Speeds Rise Despite Mixed Refinancing Picture

Prepayment rates for 30-year Fannie Mae and Freddie Mac mortgage-backed securities rose slightly in May, spurred by seasonal increases in turnover in the face of mixed refinancing activity, according to Bear Stearns.

Fannie Mae 30-year MBS speeds increased from a constant prepayment rate of 18.7 CPR to 19.2 CPR overall, while comparable Freddie Mac speeds remained nearly unchanged, said Bear Stearns analyst Dale Westhoff.

Speeds of coupons at and below 5.5% rose by 0.5-1.0 CPR, while premium speeds were generally slower, Mr. Westhoff reported. The pattern of prepayments on 15-year MBS collateral was similar.

However, speeds of agency hybrids rose across the board, "reflecting the greater importance of turnover as a source of hybrid prepayments," he said.

Meanwhile, Ginnie Maes saw "larger, more consistent" speed-ups across the coupon stack, resulting in a widening of the Ginnie Mae-conventional prepayment gap, the Bear Stearns analyst reported.

Mr. Westhoff noted that the conforming 30-year mortgage rate had dropped more than 40 basis points from its recent peak of 6.10% in April.

"This has increased the proportion of fixed-rate borrowers facing refinancing opportunities of 40 bps or more from just 21% at the beginning of April to roughly 34% at the current 30-year mortgage rate of 5.68%," he said.

The increase in refi opportunities should spur a 10%-15% increase in June prepayments, Mr. Westhoff predicted.

"Keep in mind, however, that in order to witness a significant increase in the overall level of refinancing activity and in fixed-rate supply, it is necessary to expose the large 5.5% coupon bucket to refinancing opportunities," the Bear Stearns analyst said. "This, in turn, would require that the 30-year mortgage rate fall (and remain) below 5.60%, or equivalently, that the 10-year Treasury rate fall below 3.85%."

Furthermore, to see a jump in refinancing activity that "truly taps into the vast 5.5% coupon bucket" would require a decline of at least an additional 10 bps below the 5.60% mortgage rate threshold, he added.

Meanwhile, in the June issue of Short-Term Prepayment Estimates," Mr.

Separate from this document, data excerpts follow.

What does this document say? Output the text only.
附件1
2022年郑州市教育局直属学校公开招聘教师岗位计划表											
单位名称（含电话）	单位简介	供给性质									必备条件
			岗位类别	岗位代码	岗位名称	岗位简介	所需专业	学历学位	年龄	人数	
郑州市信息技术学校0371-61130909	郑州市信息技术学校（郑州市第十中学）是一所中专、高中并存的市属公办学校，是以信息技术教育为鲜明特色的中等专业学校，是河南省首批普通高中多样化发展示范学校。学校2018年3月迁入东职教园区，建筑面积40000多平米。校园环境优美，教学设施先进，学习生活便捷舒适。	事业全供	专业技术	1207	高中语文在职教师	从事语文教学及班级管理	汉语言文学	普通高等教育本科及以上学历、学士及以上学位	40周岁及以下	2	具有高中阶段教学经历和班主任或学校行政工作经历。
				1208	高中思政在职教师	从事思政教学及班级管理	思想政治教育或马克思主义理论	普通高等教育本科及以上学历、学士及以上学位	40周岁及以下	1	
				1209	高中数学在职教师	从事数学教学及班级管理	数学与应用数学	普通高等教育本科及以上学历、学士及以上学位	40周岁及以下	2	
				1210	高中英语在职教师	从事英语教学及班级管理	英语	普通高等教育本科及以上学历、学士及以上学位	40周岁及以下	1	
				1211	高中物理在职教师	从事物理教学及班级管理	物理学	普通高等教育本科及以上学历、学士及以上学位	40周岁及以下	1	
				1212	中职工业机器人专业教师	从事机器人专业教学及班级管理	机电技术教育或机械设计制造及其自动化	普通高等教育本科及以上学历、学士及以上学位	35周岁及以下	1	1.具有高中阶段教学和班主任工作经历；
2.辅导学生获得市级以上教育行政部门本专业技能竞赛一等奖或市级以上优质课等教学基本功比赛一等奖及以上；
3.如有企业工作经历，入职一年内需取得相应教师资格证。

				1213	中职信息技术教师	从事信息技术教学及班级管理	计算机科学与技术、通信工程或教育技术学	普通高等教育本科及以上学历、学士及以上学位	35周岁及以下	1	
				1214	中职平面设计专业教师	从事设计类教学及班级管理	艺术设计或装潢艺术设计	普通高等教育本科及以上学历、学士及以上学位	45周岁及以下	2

Westhoff and Bear Stearns analysts V. S. Srinivasan and Steven Bergantino cited the continuation of what they termed a near "perfect storm" for the housing market: low fixed mortgage rates, relaxed underwriting standards, innovative low-payment mortgage products and sustained home price increases.

Of these factors, the trio of analysts said "nothing has altered the mortgage landscape more [from a risk/reward perspective] than the combination of unprecedented increases in home values and the growth of new 'affordability' mortgage products."

This has created a situation in which the geographic origin of a loan has become "far more important than most loan attributes," they declared.

They pointed to evidence that California and other regions that have experienced major increases in home prices "prepaid significantly faster than the rest of the country even though there was no commensurate increase in existing home sales."

According to their findings, a loan originated in California today "has a much greater probability of prepayment than an equivalent aged loan originated virtually anywhere else in the country."